Step-by-Step Explanation

Insertion

The insertion operation involves adding a new element to the Min Heap. Python uses heapq.heappush, Java uses heap.add, and C++ uses push_back followed by std::push_heap.

Extracting the Minimum

Extracting the minimum value removes and returns the root element (the minimum) from the heap. Python uses heapq.heappop, Java uses heap.poll, and C++ uses std::pop_heap followed by heap.pop_back.

Getting the Minimum

Getting the minimum value retrieves the root element without removing it. Python and Java use indexing or peek methods, while C++ uses front.

Updating a Key

Updating a key involves modifying an existing value in the heap. Python and Java use built-in methods or functions, while C++ uses std::find to locate the value and then modifies it.

Deleting a Key

Deleting a key removes a specific element from the heap. Python and Java use remove or removeIf, and in C++, std::find is used followed by erase.

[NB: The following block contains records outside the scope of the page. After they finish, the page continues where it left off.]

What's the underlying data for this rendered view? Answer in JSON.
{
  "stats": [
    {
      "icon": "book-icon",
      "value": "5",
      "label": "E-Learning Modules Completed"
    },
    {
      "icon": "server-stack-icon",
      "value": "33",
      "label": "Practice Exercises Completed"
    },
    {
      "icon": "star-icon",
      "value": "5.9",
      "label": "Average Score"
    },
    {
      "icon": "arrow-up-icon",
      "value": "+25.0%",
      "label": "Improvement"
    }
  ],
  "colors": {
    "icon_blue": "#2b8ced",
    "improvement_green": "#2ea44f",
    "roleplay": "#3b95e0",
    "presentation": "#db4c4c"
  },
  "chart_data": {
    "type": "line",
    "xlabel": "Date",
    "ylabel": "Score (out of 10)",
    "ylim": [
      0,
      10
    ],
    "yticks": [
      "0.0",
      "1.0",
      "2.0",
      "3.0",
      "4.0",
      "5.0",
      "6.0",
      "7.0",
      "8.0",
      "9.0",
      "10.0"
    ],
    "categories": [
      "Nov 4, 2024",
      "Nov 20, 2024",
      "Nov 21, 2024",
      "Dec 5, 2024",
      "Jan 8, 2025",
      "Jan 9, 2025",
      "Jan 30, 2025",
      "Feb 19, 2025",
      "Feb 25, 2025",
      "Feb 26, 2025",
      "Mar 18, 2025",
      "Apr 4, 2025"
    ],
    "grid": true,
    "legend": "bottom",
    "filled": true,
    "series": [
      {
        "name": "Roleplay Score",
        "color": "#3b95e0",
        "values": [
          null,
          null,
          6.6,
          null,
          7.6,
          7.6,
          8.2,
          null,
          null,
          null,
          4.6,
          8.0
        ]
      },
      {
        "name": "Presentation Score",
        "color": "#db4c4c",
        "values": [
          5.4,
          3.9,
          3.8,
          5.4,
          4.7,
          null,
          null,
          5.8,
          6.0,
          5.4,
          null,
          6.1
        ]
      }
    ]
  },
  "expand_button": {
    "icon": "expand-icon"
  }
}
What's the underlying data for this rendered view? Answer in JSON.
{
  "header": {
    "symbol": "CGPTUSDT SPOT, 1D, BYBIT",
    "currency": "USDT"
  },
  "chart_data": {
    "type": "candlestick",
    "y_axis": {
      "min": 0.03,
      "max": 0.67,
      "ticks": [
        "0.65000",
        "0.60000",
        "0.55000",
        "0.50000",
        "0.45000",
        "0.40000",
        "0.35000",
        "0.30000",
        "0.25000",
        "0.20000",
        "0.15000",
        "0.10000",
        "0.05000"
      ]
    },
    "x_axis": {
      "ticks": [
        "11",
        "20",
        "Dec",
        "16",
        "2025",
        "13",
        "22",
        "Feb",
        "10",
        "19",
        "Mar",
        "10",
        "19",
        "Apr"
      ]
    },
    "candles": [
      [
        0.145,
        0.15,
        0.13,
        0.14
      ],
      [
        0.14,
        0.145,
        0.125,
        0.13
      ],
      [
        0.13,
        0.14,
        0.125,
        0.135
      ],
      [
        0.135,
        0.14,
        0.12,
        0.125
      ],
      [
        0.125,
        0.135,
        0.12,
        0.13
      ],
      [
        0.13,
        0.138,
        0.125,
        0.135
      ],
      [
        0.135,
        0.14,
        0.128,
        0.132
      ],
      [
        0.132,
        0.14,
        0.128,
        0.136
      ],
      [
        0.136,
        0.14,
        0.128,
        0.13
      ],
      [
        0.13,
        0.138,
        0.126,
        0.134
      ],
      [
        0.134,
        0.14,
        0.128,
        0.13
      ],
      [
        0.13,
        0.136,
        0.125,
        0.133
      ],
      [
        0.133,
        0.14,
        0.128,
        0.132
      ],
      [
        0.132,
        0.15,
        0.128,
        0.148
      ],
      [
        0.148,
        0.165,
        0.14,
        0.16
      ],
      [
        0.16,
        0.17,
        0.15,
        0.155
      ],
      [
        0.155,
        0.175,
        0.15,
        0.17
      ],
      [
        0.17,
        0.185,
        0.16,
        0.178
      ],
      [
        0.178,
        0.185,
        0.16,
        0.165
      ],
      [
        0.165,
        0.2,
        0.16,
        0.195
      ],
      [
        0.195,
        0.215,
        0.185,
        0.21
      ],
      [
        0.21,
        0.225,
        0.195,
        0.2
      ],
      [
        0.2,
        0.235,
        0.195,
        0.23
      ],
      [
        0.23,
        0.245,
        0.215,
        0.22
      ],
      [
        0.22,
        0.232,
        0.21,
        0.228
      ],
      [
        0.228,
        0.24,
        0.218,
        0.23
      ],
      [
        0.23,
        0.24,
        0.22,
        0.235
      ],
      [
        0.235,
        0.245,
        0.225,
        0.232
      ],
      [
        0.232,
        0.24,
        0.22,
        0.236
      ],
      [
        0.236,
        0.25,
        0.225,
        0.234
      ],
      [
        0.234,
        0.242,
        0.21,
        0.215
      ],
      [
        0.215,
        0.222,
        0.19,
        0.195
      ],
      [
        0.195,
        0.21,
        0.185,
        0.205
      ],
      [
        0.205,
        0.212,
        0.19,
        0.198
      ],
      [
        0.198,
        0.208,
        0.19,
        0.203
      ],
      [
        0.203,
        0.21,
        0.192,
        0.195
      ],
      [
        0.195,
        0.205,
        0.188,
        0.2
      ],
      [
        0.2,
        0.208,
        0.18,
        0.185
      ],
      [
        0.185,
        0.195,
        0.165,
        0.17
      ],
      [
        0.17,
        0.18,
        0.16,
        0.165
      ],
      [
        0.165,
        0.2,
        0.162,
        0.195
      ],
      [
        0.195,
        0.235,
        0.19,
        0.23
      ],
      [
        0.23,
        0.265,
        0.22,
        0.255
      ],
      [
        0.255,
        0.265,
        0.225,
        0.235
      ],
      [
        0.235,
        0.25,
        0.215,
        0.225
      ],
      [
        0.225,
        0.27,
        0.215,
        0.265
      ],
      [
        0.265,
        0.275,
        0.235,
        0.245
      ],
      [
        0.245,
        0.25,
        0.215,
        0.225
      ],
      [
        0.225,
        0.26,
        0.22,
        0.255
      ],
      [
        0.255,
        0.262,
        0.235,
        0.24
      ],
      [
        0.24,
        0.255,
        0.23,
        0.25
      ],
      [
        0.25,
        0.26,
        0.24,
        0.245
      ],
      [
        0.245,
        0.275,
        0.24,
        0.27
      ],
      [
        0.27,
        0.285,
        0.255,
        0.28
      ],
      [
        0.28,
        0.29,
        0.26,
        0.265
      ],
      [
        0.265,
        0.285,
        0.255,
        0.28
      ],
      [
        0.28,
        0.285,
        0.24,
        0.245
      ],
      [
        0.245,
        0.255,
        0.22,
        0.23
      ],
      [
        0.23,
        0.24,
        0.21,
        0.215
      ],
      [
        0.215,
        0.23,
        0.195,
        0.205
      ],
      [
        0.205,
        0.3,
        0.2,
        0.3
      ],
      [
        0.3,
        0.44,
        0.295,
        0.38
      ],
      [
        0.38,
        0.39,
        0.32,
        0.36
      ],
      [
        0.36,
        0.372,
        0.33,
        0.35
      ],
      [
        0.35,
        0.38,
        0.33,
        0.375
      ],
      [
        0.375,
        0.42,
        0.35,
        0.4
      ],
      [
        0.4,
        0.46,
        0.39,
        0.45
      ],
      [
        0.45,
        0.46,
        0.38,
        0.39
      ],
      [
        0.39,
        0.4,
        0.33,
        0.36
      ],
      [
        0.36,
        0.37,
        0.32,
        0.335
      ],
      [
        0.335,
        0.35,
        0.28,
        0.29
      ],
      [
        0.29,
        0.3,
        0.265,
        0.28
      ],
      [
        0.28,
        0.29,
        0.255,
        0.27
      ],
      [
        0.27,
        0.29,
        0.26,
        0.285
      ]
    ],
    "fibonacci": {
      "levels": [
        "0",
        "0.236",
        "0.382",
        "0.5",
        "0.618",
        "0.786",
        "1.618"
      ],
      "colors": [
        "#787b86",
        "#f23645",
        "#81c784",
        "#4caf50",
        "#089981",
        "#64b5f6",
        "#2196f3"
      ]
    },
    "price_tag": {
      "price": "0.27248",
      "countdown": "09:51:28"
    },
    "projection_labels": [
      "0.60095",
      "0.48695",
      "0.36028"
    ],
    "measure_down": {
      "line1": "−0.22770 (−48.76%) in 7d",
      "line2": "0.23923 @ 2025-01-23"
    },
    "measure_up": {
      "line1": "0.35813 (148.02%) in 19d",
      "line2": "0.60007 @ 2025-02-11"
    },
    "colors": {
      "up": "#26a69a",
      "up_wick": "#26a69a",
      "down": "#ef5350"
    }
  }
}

Time and Space Complexity Analysis

The time complexity of basic Min Heap operations is crucial for understanding its efficiency. In general:

  • Insertion: O(log n)
  • Extraction of Minimum: O(log n)
  • Getting Minimum: O(1)
  • Updating Key: O(n)
  • Deleting Key: O(n)

The space complexity is O(n) as it depends on the number of elements in the heap.

Real-World Applications

Min Heaps find applications in various real-world scenarios, including:

  1. Dijkstra's Algorithm: Finding the shortest path in a graph.
  2. Huffman Coding: Data compression algorithms.
  3. Task Scheduling: Scheduling tasks based on priority.
  4. Network Routing Protocols: Optimizing data routing in computer networks.

Understanding Min Heaps and their applications is essential for any programmer or computer scientist, as they form the backbone of many efficient algorithms. The ability to implement and manipulate Min Heaps in different programming languages demonstrates a versatile skill set that can be applied across various domains.